Which was too bad, because Kenny was sort of hoping it was shy. Shy meant… well…. “Why weren’t you attracted to whatserface?” Kenny asked, hoping he sounded sincere.

“She wasn’t my type,” Will said, pushing himself to the other corner of the couch to mirror Kenny.

“What
is
your type?” Kenny asked, happy, mellow, settling down for a long talk.

“I’m just figuring that out. What’s yours?”

Kenny sighed. Well, that was, uhm, vague. “So far, it’s slutty and unfaithful.”

“That’s too bad.”

Kenny looked up to see those plain brown eyes looking at him sincerely, and he had a thought to find out some more about this guy. “How come you’re not out with your own friends?” he asked.

Will managed a shrug when he couldn’t move his shoulders. “How come you’re not out with yours?”

Kenny thought about his office, and the people there who sort of moved independently of one another. And about his school friends who were still partying when Kenny had apparently really wanted to settle down.

“I’m between peer groups,” he said with dignity. “What about you?”

Will sighed and pulled up his knees. He still dominated the couch, but it was precious of him to think he could crouch there like a little kid. “Well, obviously I didn’t have any peers in my old job,” he said, and Kenny laughed.

“Obviously.” He’d watched the people from that church come and go—the women never wore pants and never cut their hair, and he and Gif had spent the first six months living there expecting the neighborhood association or whatever to politely ask them to leave. That had never happened, and he realized that fundamental didn’t necessarily mean unkind—but it certainly didn’t mesh well with the sort of educated geekiness Will exuded either.

“And the people in the teaching credential program all had… I don’t know. Lives. Grown-up stuff. Families and stuff. It was like, we all graduated and scattered. Which, by the way, is sort of what happens after work too. Even in the bigger schools. We all fought the battle with the kids and then… went home. It was sort of anticlimactic.”

Kenny nodded, suddenly feeling the gravitas. “Yeah. That’s hard. You want to celebrate with your fellow warriors.”

Will nodded. “Right? And we didn’t. So there I was, big geeky Will going home to my shitty little apartment, and then I got laid off, and then I subbed, which makes you
no
friends at all, and then I got another job, and… well, you saw how that ended.” He sighed.

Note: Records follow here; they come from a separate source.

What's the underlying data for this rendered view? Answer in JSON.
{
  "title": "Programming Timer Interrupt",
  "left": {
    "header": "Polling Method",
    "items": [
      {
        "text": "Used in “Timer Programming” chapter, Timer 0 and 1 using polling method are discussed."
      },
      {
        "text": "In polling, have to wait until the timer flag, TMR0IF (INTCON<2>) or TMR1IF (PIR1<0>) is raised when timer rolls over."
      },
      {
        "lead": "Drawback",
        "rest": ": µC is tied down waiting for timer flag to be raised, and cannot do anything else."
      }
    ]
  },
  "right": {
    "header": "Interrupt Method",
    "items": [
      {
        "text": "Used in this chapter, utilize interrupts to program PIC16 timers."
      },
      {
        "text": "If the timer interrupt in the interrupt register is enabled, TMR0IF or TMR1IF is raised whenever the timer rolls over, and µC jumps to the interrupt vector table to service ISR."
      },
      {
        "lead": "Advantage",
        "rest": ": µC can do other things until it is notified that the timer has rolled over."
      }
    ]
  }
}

“Well, what about the website business? How’s that going?”

Will shrugged. “You’ve seen what I do for promotion—”

“Yeah. Jack and shit. C’mon, open your laptop back up. Show me what you can do!”

Well, what he could do was pretty damned impressive. Eye-catching, user-friendly—and he didn’t use any of the ready-made templates, so the businesses all looked original.

Kenny hunched over the laptop on the coffee table and very carefully pushed all beverages back from it. “What the…? Pest control?”

Will beamed. “Yeah—do you like the little mice and cockroaches running away?”

Kenny looked at the animated GIFs and had to admit, “Yeah, they do add visual interest. And—organic gardening?”

“Yeah—that’s my aunt Cara’s business. I mean, she’s not really my aunt, but she’s my mom’s friend—”

“Yeah, yeah—I know how that goes. I had a ‘cousin’ who used to beat the crap out of me through school. He’s like my favorite relative now.” Kenny balanced his ice water and made the little air quotes, and Will smiled in understanding.

“Yeah—anyway, she like, mortgaged her entire life to build this little farm and start a business, so I did her website for free.”

Kenny looked at it—the pictures were clear and the prose was crisp and unmistakably Will’s. “Yeah, this one was designed with love,” he said gently, and the waves of joy emanating from Will’s big body almost stopped his breath. Wow. A little bit of praise, a little bit of good feeling—this guy was a force to be reckoned with.